FGD ini merupakan tindak lanjut dari amanat Undang-Undang RI Nomor 22 Tahun 2022 tentang Pemasyarakatan, khususnya Pasal 82 yang menegaskan bahwa pelaksanaan fungsi Pemasyarakatan harus di dukung oleh sistem teknologi informasi yang kuat dan di atur secara jelas melalui peraturan menteri. Forum ini menjadi ruang strategis untuk menghimpun masukan, rekomendasi, dan pandangan dari berbagai pemangku kepentingan agar regulasi yang di susun mampu di terapkan secara efektif dan berkelanjutan di seluruh satuan kerja Pemasyarakatan.
Direktur Teknologi Informasi dan Kerja Sama Pemasyarakatan, Dr. M. Hilal, menekankan pentingnya percepatan penyusunan regulasi ini mengingat kompleksitas tugas Pemasyarakatan yang semakin membutuhkan keandalan data, integrasi sistem, serta layanan digital yang modern dan aman.
“Berbagai aplikasi memang telah diterapkan, namun kita membutuhkan landasan hukum yang komprehensif dan terintegrasi agar pemanfaatannya seragam, berkesinambungan, dan sejalan dengan SPBE Nasional. Aturan ini harus menjadi pedoman bersama untuk mendukung transformasi digital dan memperkuat tata kelola Pemasyarakatan,” tegas Hilal.

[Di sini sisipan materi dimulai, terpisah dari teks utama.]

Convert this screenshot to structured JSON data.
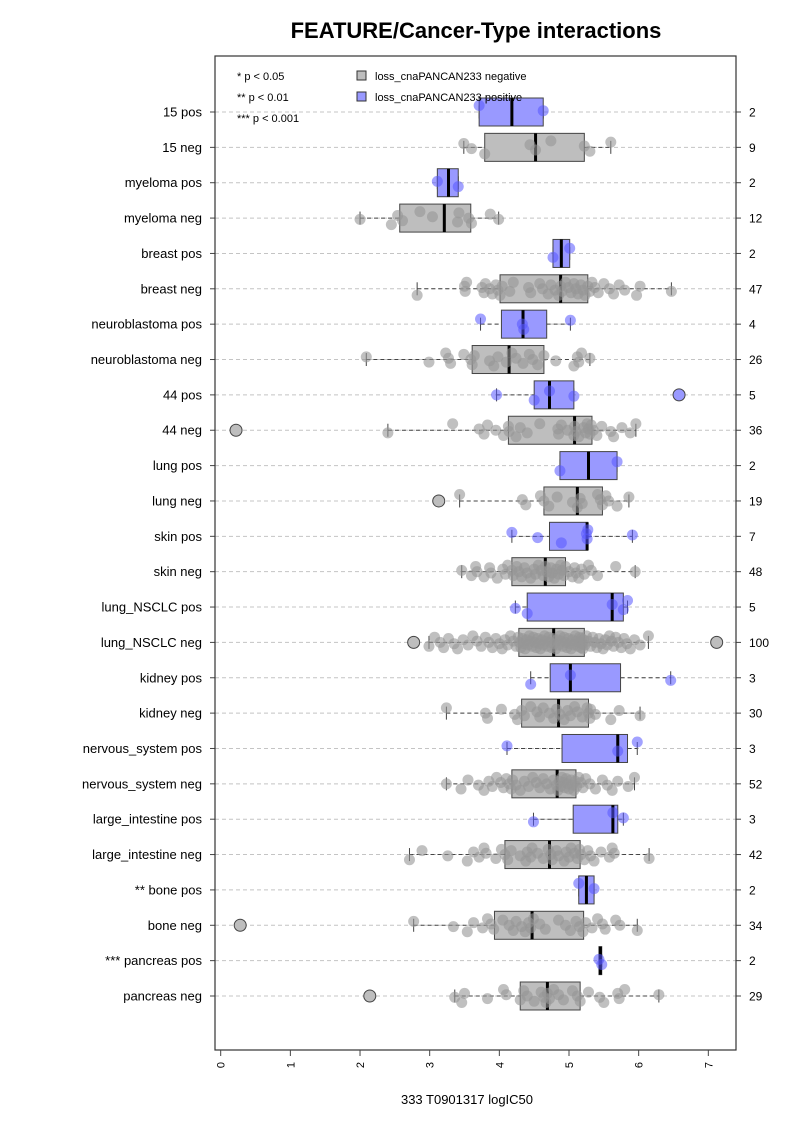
{
  "chart_data": {
    "type": "boxplot",
    "orientation": "horizontal",
    "title": "FEATURE/Cancer-Type interactions",
    "xlabel": "333 T0901317 logIC50",
    "ylabel": "",
    "xlim": [
      -0.06,
      7.4
    ],
    "x_ticks": [
      "0",
      "1",
      "2",
      "3",
      "4",
      "5",
      "6",
      "7"
    ],
    "grid": "dashed horizontal line at each group",
    "legend": {
      "position": "top-left",
      "significance_key": [
        "* p < 0.05",
        "** p < 0.01",
        "*** p < 0.001"
      ],
      "entries": [
        {
          "label": "loss_cnaPANCAN233 negative",
          "color": "#bebebe"
        },
        {
          "label": "loss_cnaPANCAN233 positive",
          "color": "#9999ff"
        }
      ]
    },
    "colors": {
      "negative": "#bebebe",
      "positive": "#9999ff"
    },
    "right_axis": "group sample size (n)",
    "groups": [
      {
        "label": "15 pos",
        "status": "positive",
        "n": "2",
        "stats": [
          3.71,
          3.71,
          4.18,
          4.63,
          4.63
        ],
        "outliers": [],
        "points": [
          3.71,
          4.63
        ]
      },
      {
        "label": "15 neg",
        "status": "negative",
        "n": "9",
        "stats": [
          3.49,
          3.79,
          4.52,
          5.22,
          5.6
        ],
        "outliers": [],
        "points": [
          3.49,
          3.6,
          3.79,
          4.44,
          4.52,
          4.74,
          5.22,
          5.3,
          5.6
        ]
      },
      {
        "label": "myeloma pos",
        "status": "positive",
        "n": "2",
        "stats": [
          3.11,
          3.11,
          3.27,
          3.41,
          3.41
        ],
        "outliers": [],
        "points": [
          3.11,
          3.41
        ]
      },
      {
        "label": "myeloma neg",
        "status": "negative",
        "n": "12",
        "stats": [
          2.0,
          2.57,
          3.21,
          3.59,
          3.99
        ],
        "outliers": [],
        "points": [
          2.0,
          2.45,
          2.54,
          2.61,
          2.86,
          3.04,
          3.4,
          3.42,
          3.56,
          3.6,
          3.87,
          3.99
        ]
      },
      {
        "label": "breast pos",
        "status": "positive",
        "n": "2",
        "stats": [
          4.77,
          4.77,
          4.89,
          5.01,
          5.01
        ],
        "outliers": [],
        "points": [
          4.77,
          5.01
        ]
      },
      {
        "label": "breast neg",
        "status": "negative",
        "n": "47",
        "stats": [
          2.82,
          4.01,
          4.88,
          5.27,
          6.47
        ],
        "outliers": [],
        "points": [
          2.82,
          3.5,
          3.51,
          3.53,
          3.75,
          3.78,
          3.8,
          3.86,
          3.9,
          3.95,
          3.98,
          4.01,
          4.04,
          4.15,
          4.2,
          4.42,
          4.45,
          4.58,
          4.62,
          4.7,
          4.74,
          4.8,
          4.85,
          4.88,
          4.9,
          4.95,
          4.99,
          5.03,
          5.07,
          5.1,
          5.13,
          5.17,
          5.2,
          5.23,
          5.27,
          5.3,
          5.33,
          5.37,
          5.42,
          5.5,
          5.58,
          5.64,
          5.72,
          5.8,
          5.97,
          6.02,
          6.47
        ]
      },
      {
        "label": "neuroblastoma pos",
        "status": "positive",
        "n": "4",
        "stats": [
          3.73,
          4.03,
          4.34,
          4.68,
          5.02
        ],
        "outliers": [],
        "points": [
          3.73,
          4.33,
          4.35,
          5.02
        ]
      },
      {
        "label": "neuroblastoma neg",
        "status": "negative",
        "n": "26",
        "stats": [
          2.09,
          3.61,
          4.14,
          4.64,
          5.3
        ],
        "outliers": [],
        "points": [
          2.09,
          2.99,
          3.23,
          3.27,
          3.3,
          3.49,
          3.59,
          3.61,
          3.64,
          3.86,
          3.92,
          3.98,
          4.1,
          4.18,
          4.24,
          4.34,
          4.43,
          4.48,
          4.55,
          4.64,
          4.81,
          5.07,
          5.12,
          5.14,
          5.18,
          5.3
        ]
      },
      {
        "label": "44 pos",
        "status": "positive",
        "n": "5",
        "stats": [
          3.96,
          4.5,
          4.72,
          5.07,
          5.07
        ],
        "outliers": [
          6.58
        ],
        "points": [
          3.96,
          4.5,
          4.72,
          5.07
        ]
      },
      {
        "label": "44 neg",
        "status": "negative",
        "n": "36",
        "stats": [
          2.4,
          4.13,
          5.08,
          5.33,
          5.96
        ],
        "outliers": [
          0.22
        ],
        "points": [
          2.4,
          3.33,
          3.71,
          3.78,
          3.83,
          3.95,
          4.06,
          4.13,
          4.14,
          4.24,
          4.3,
          4.4,
          4.58,
          4.84,
          4.85,
          4.89,
          4.98,
          5.07,
          5.08,
          5.1,
          5.14,
          5.21,
          5.24,
          5.26,
          5.28,
          5.3,
          5.32,
          5.35,
          5.4,
          5.47,
          5.6,
          5.64,
          5.76,
          5.88,
          5.96
        ]
      },
      {
        "label": "lung pos",
        "status": "positive",
        "n": "2",
        "stats": [
          4.87,
          4.87,
          5.28,
          5.69,
          5.69
        ],
        "outliers": [],
        "points": [
          4.87,
          5.69
        ]
      },
      {
        "label": "lung neg",
        "status": "negative",
        "n": "19",
        "stats": [
          3.43,
          4.64,
          5.12,
          5.48,
          5.86
        ],
        "outliers": [
          3.13
        ],
        "points": [
          3.43,
          4.33,
          4.38,
          4.59,
          4.64,
          4.71,
          4.83,
          5.05,
          5.12,
          5.16,
          5.19,
          5.41,
          5.45,
          5.48,
          5.53,
          5.57,
          5.69,
          5.86
        ]
      },
      {
        "label": "skin pos",
        "status": "positive",
        "n": "7",
        "stats": [
          4.18,
          4.72,
          5.26,
          5.27,
          5.91
        ],
        "outliers": [],
        "points": [
          4.18,
          4.55,
          4.89,
          5.25,
          5.26,
          5.27,
          5.91
        ]
      },
      {
        "label": "skin neg",
        "status": "negative",
        "n": "48",
        "stats": [
          3.46,
          4.18,
          4.66,
          4.95,
          5.95
        ],
        "outliers": [],
        "points": [
          3.46,
          3.6,
          3.66,
          3.68,
          3.78,
          3.86,
          3.88,
          3.97,
          4.05,
          4.09,
          4.12,
          4.18,
          4.2,
          4.25,
          4.28,
          4.32,
          4.36,
          4.4,
          4.45,
          4.5,
          4.52,
          4.56,
          4.6,
          4.63,
          4.66,
          4.68,
          4.71,
          4.74,
          4.76,
          4.79,
          4.82,
          4.85,
          4.88,
          4.9,
          4.93,
          4.95,
          5.0,
          5.05,
          5.08,
          5.1,
          5.14,
          5.18,
          5.22,
          5.28,
          5.32,
          5.41,
          5.67,
          5.95
        ]
      },
      {
        "label": "lung_NSCLC pos",
        "status": "positive",
        "n": "5",
        "stats": [
          4.23,
          4.4,
          5.62,
          5.78,
          5.84
        ],
        "outliers": [],
        "points": [
          4.23,
          4.4,
          5.62,
          5.78,
          5.84
        ]
      },
      {
        "label": "lung_NSCLC neg",
        "status": "negative",
        "n": "100",
        "stats": [
          2.99,
          4.28,
          4.78,
          5.22,
          6.14
        ],
        "outliers": [
          2.77,
          7.12
        ],
        "points": [
          2.99,
          3.07,
          3.15,
          3.2,
          3.27,
          3.35,
          3.4,
          3.48,
          3.55,
          3.62,
          3.68,
          3.74,
          3.8,
          3.85,
          3.9,
          3.95,
          4.0,
          4.04,
          4.08,
          4.12,
          4.16,
          4.2,
          4.24,
          4.27,
          4.29,
          4.31,
          4.33,
          4.35,
          4.37,
          4.39,
          4.41,
          4.43,
          4.45,
          4.47,
          4.49,
          4.51,
          4.53,
          4.55,
          4.57,
          4.59,
          4.61,
          4.63,
          4.65,
          4.67,
          4.69,
          4.71,
          4.73,
          4.75,
          4.77,
          4.79,
          4.81,
          4.83,
          4.85,
          4.87,
          4.89,
          4.91,
          4.93,
          4.95,
          4.97,
          4.99,
          5.01,
          5.03,
          5.05,
          5.07,
          5.09,
          5.11,
          5.13,
          5.15,
          5.16,
          5.17,
          5.18,
          5.19,
          5.2,
          5.21,
          5.23,
          5.25,
          5.28,
          5.31,
          5.34,
          5.37,
          5.4,
          5.43,
          5.46,
          5.49,
          5.52,
          5.55,
          5.58,
          5.61,
          5.64,
          5.67,
          5.71,
          5.75,
          5.79,
          5.83,
          5.88,
          5.94,
          6.02,
          6.14
        ]
      },
      {
        "label": "kidney pos",
        "status": "positive",
        "n": "3",
        "stats": [
          4.45,
          4.73,
          5.02,
          5.74,
          6.46
        ],
        "outliers": [],
        "points": [
          4.45,
          5.02,
          6.46
        ]
      },
      {
        "label": "kidney neg",
        "status": "negative",
        "n": "30",
        "stats": [
          3.24,
          4.32,
          4.85,
          5.28,
          6.02
        ],
        "outliers": [],
        "points": [
          3.24,
          3.8,
          3.83,
          4.03,
          4.22,
          4.26,
          4.32,
          4.36,
          4.45,
          4.54,
          4.58,
          4.63,
          4.72,
          4.78,
          4.82,
          4.87,
          4.93,
          4.98,
          5.02,
          5.08,
          5.12,
          5.19,
          5.26,
          5.28,
          5.3,
          5.31,
          5.38,
          5.6,
          5.72,
          6.02
        ]
      },
      {
        "label": "nervous_system pos",
        "status": "positive",
        "n": "3",
        "stats": [
          4.11,
          4.9,
          5.7,
          5.84,
          5.98
        ],
        "outliers": [],
        "points": [
          4.11,
          5.7,
          5.98
        ]
      },
      {
        "label": "nervous_system neg",
        "status": "negative",
        "n": "52",
        "stats": [
          3.24,
          4.18,
          4.83,
          5.1,
          5.94
        ],
        "outliers": [],
        "points": [
          3.24,
          3.45,
          3.55,
          3.7,
          3.78,
          3.85,
          3.9,
          3.96,
          4.02,
          4.06,
          4.1,
          4.14,
          4.17,
          4.19,
          4.24,
          4.3,
          4.36,
          4.42,
          4.48,
          4.53,
          4.58,
          4.63,
          4.68,
          4.73,
          4.78,
          4.82,
          4.84,
          4.86,
          4.88,
          4.9,
          4.92,
          4.94,
          4.96,
          4.98,
          5.0,
          5.03,
          5.05,
          5.07,
          5.09,
          5.11,
          5.14,
          5.17,
          5.2,
          5.24,
          5.3,
          5.38,
          5.48,
          5.55,
          5.62,
          5.7,
          5.85,
          5.94
        ]
      },
      {
        "label": "large_intestine pos",
        "status": "positive",
        "n": "3",
        "stats": [
          4.49,
          5.06,
          5.63,
          5.7,
          5.78
        ],
        "outliers": [],
        "points": [
          4.49,
          5.63,
          5.78
        ]
      },
      {
        "label": "large_intestine neg",
        "status": "negative",
        "n": "42",
        "stats": [
          2.71,
          4.08,
          4.72,
          5.16,
          6.15
        ],
        "outliers": [],
        "points": [
          2.71,
          2.89,
          3.26,
          3.54,
          3.63,
          3.71,
          3.78,
          3.81,
          3.95,
          4.03,
          4.08,
          4.12,
          4.17,
          4.3,
          4.38,
          4.4,
          4.45,
          4.47,
          4.55,
          4.63,
          4.7,
          4.74,
          4.76,
          4.82,
          4.85,
          4.93,
          4.96,
          5.0,
          5.03,
          5.08,
          5.12,
          5.15,
          5.17,
          5.22,
          5.27,
          5.31,
          5.36,
          5.46,
          5.58,
          5.62,
          5.65,
          6.15
        ]
      },
      {
        "label": "** bone pos",
        "status": "positive",
        "n": "2",
        "stats": [
          5.14,
          5.14,
          5.25,
          5.36,
          5.36
        ],
        "outliers": [],
        "points": [
          5.14,
          5.36
        ]
      },
      {
        "label": "bone neg",
        "status": "negative",
        "n": "34",
        "stats": [
          2.77,
          3.93,
          4.47,
          5.21,
          5.98
        ],
        "outliers": [
          0.28
        ],
        "points": [
          2.77,
          3.34,
          3.54,
          3.63,
          3.76,
          3.83,
          3.88,
          3.92,
          4.05,
          4.14,
          4.2,
          4.24,
          4.32,
          4.37,
          4.42,
          4.45,
          4.49,
          4.58,
          4.66,
          4.85,
          4.95,
          5.02,
          5.1,
          5.15,
          5.2,
          5.24,
          5.33,
          5.41,
          5.48,
          5.52,
          5.67,
          5.73,
          5.98
        ]
      },
      {
        "label": "*** pancreas pos",
        "status": "positive",
        "n": "2",
        "stats": [
          5.43,
          5.43,
          5.45,
          5.47,
          5.47
        ],
        "outliers": [],
        "points": [
          5.43,
          5.47
        ]
      },
      {
        "label": "pancreas neg",
        "status": "negative",
        "n": "29",
        "stats": [
          3.36,
          4.3,
          4.69,
          5.16,
          6.29
        ],
        "outliers": [
          2.14
        ],
        "points": [
          3.36,
          3.46,
          3.5,
          3.83,
          4.06,
          4.1,
          4.3,
          4.35,
          4.4,
          4.5,
          4.6,
          4.64,
          4.67,
          4.69,
          4.72,
          4.78,
          4.85,
          4.92,
          5.05,
          5.12,
          5.16,
          5.28,
          5.44,
          5.5,
          5.7,
          5.72,
          5.8,
          6.29
        ]
      }
    ]
  }
}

Dalam kesempatan tersebut, Hilal juga mengungkapkan bahwa Ditjenpas tengah merancang Grand Design Teknologi Informasi Pemasyarakatan 2026–2029, yang menekankan integrasi sistem, keamanan data, dan inovasi layanan berbasis teknologi. Ia berharap FGD lanjutan ini dapat melahirkan regulasi yang tidak hanya kuat secara substansi, tetapi juga implementatif dan responsif terhadap tantangan Pemasyarakatan di era digital.

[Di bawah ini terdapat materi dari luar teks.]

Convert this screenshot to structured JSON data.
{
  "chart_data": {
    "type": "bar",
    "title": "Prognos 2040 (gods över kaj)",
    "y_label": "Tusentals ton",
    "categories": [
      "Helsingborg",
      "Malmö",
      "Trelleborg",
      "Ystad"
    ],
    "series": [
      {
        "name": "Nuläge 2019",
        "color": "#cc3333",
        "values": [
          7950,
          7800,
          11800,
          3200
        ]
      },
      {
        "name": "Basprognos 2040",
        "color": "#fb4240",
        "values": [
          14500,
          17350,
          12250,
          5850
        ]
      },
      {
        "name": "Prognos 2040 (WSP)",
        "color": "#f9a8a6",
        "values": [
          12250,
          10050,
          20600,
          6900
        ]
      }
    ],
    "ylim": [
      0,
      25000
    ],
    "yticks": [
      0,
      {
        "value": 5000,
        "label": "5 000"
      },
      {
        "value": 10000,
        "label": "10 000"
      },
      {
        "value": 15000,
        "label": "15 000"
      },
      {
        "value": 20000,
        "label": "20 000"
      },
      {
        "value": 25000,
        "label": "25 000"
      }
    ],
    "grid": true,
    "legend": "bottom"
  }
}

FGD kali ini menghadirkan masukan dari berbagai narasumber kompeten, termasuk akademisi teknologi informasi Universitas Telkom, perwakilan Kementerian PANRB, Kementerian Komunikasi dan Digital, serta Badan Siber dan Sandi Negara (BSSN). Kolaborasi lintas sektor ini di harapkan mampu menghasilkan pedoman tata kelola sistem teknologi informasi Pemasyarakatan yang komprehensif, adaptif, dan selaras dengan kerangka SPBE Nasional.

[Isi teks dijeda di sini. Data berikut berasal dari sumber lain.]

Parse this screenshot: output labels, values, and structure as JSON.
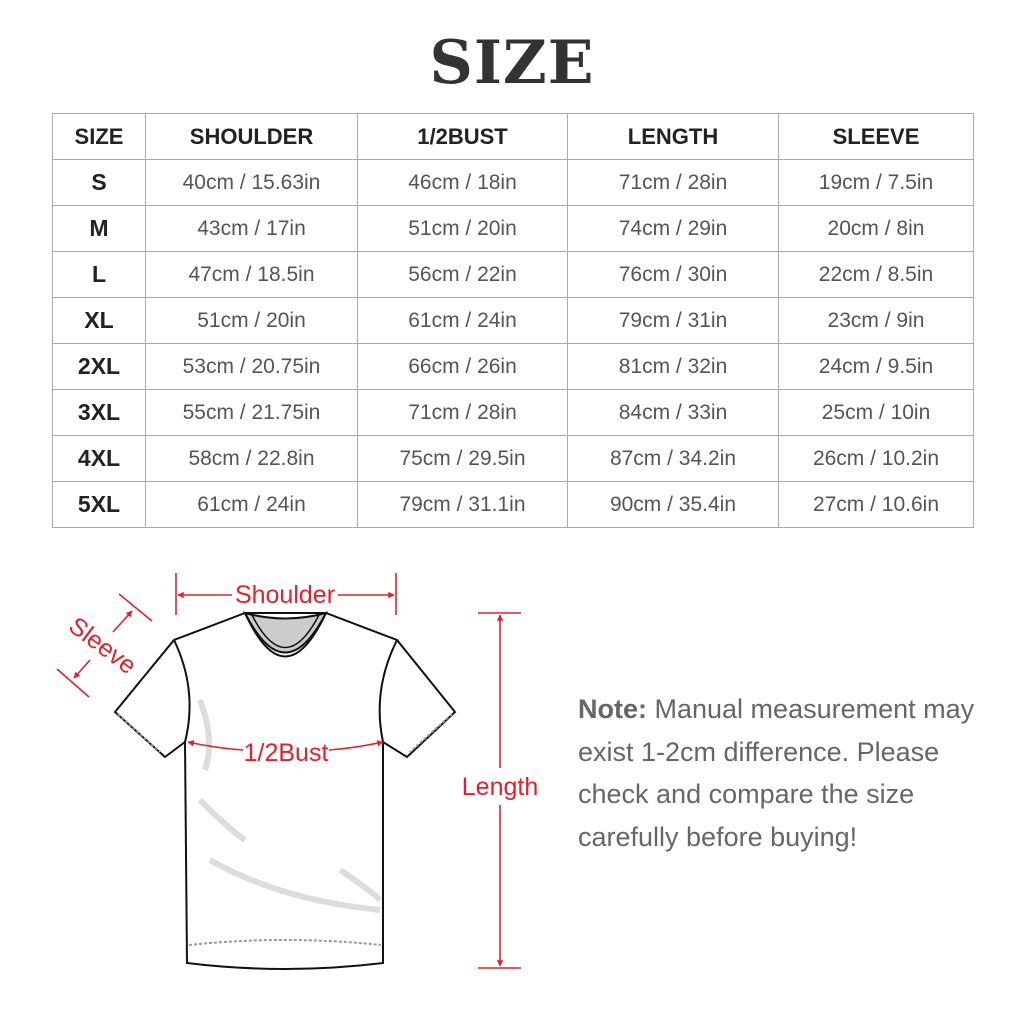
{
  "title": "SIZE",
  "table": {
    "headers": [
      "SIZE",
      "SHOULDER",
      "1/2BUST",
      "LENGTH",
      "SLEEVE"
    ],
    "rows": [
      [
        "S",
        "40cm / 15.63in",
        "46cm / 18in",
        "71cm / 28in",
        "19cm / 7.5in"
      ],
      [
        "M",
        "43cm / 17in",
        "51cm / 20in",
        "74cm / 29in",
        "20cm / 8in"
      ],
      [
        "L",
        "47cm / 18.5in",
        "56cm / 22in",
        "76cm / 30in",
        "22cm / 8.5in"
      ],
      [
        "XL",
        "51cm / 20in",
        "61cm / 24in",
        "79cm / 31in",
        "23cm / 9in"
      ],
      [
        "2XL",
        "53cm / 20.75in",
        "66cm / 26in",
        "81cm / 32in",
        "24cm / 9.5in"
      ],
      [
        "3XL",
        "55cm / 21.75in",
        "71cm / 28in",
        "84cm / 33in",
        "25cm / 10in"
      ],
      [
        "4XL",
        "58cm / 22.8in",
        "75cm / 29.5in",
        "87cm / 34.2in",
        "26cm / 10.2in"
      ],
      [
        "5XL",
        "61cm / 24in",
        "79cm / 31.1in",
        "90cm / 35.4in",
        "27cm / 10.6in"
      ]
    ]
  },
  "diagram": {
    "shoulder": "Shoulder",
    "sleeve": "Sleeve",
    "bust": "1/2Bust",
    "length": "Length",
    "accent": "#e4202b"
  },
  "note": {
    "label": "Note:",
    "text": " Manual measurement may exist 1-2cm difference. Please check and compare the size carefully before buying!"
  }
}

Melalui forum ini, Ditjenpas kembali menegaskan komitmennya untuk memperkuat tata kelola teknologi informasi Pemasyarakatan yang lebih profesional, modern, responsif, dan akuntabel. Regulasi yang di hasilkan nantinya di harapkan menjadi fondasi strategis dalam percepatan transformasi digital di seluruh jajaran Pemasyarakatan, sekaligus mendorong peningkatan kualitas layanan publik secara menyeluruh.